Na contemporaneidade, é esta concepção que prospera ao defender o direito de tal “comunidade” a este ou àquele local. Não consideramos isso equivocado; apenas lembramos aqui tratar-se de algo geograficamente incompleto. Todo “nosso lugar” forma uma territorialidade de múltiplos donos. Isso significa que a identidade do lugar, sem a alteridade das formas de uso e apropriação, nos isolaria.
Há quem interessa pensar que os problemas de uma comunidade são dela exclusivamente? Resposta simples: a quem não pode enxergar a comum diversidade dos valores em nome do poder, do “bem comum”. Ou seja, uma tecnocracia dizendo às outras comunidades que aquela comunidade “de risco” é a invasora; é o “mal comum” a exorcizar. Enquanto esta convoca suas lideranças à empreitada da resistência. Reúnem-se em manifestações, assinam solicitações às autoridades, denunciam abusos na imprensa, perdem urbanidade e antevêem os impactos por vir.

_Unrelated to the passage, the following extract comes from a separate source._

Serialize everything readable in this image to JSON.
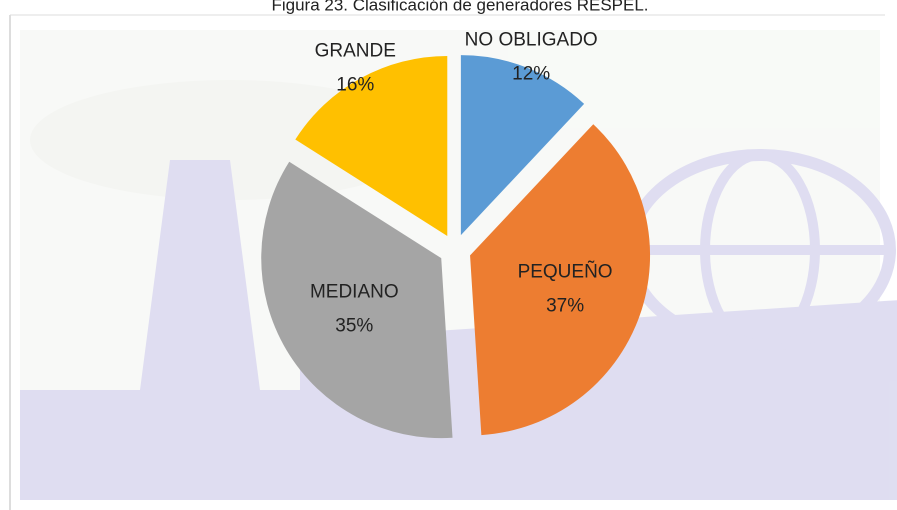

No final das contas, vem um resultado conciliador saudando a transformação modernizadora e a glória da resistência. Dificilmente, entretanto, mudando a correlação de forças: valores sociais submetidos aos poderes institucionais.
Tensões e expectativas vividas no pequeno Titanzinho (“espaço vivo, indefinido”) diante do monstro Estaleiro (“espaço morto”, projetado) podem desenhar outras geografias, nesse caso, incomuns? Quais e como se dariam? Quem sabe mobilizando ‘titanzões’! É fundamental criar espaços-problema à engenhosidade simplista dos agentes públicos e privados. Projetos desse porte querem solucionar problemas incompreensíveis na escala local. Seja neste ou em outros lugares; vizinhos ou distantes. Enquanto o poder judiciário da República, sempre acusado por lentidão e favorecimento aos grandes capitais, raramente é acionado pela reivindicação de um direito básico: inteligibilidade do lugar.
Um estaleiro é auto-explicável? Não imediatamente; conforme a capacidade de atacar os valores das comunidades diversas; não serão jamais. Se tantos outros megaprojetos urbanos (Aquário, Copa 2014, Orla, Metrofor, etc.) – verdadeiros titanzões da incompreensão planejada – nos obriga ver a cidade de cima e mortal, urge responder apelando à demanda pelo espaço do movimento, conforme Bollnow. Eu, nós, eles, e também tantos os outros, queremos provas de que um estaleiro nos movimenta melhor neste espaço do que as ondas habituais. Quem garantirá essa vitalidade geográfica?
Christian Dennys Monteiro de Oliveira é doutor em geografia, professor adjunto da UFC e coordenador da pós-graduação em Geografia. Fonte Caderno Vida e Arte/ 20 anos do Jornal O POVO, em 30/08/ 2009.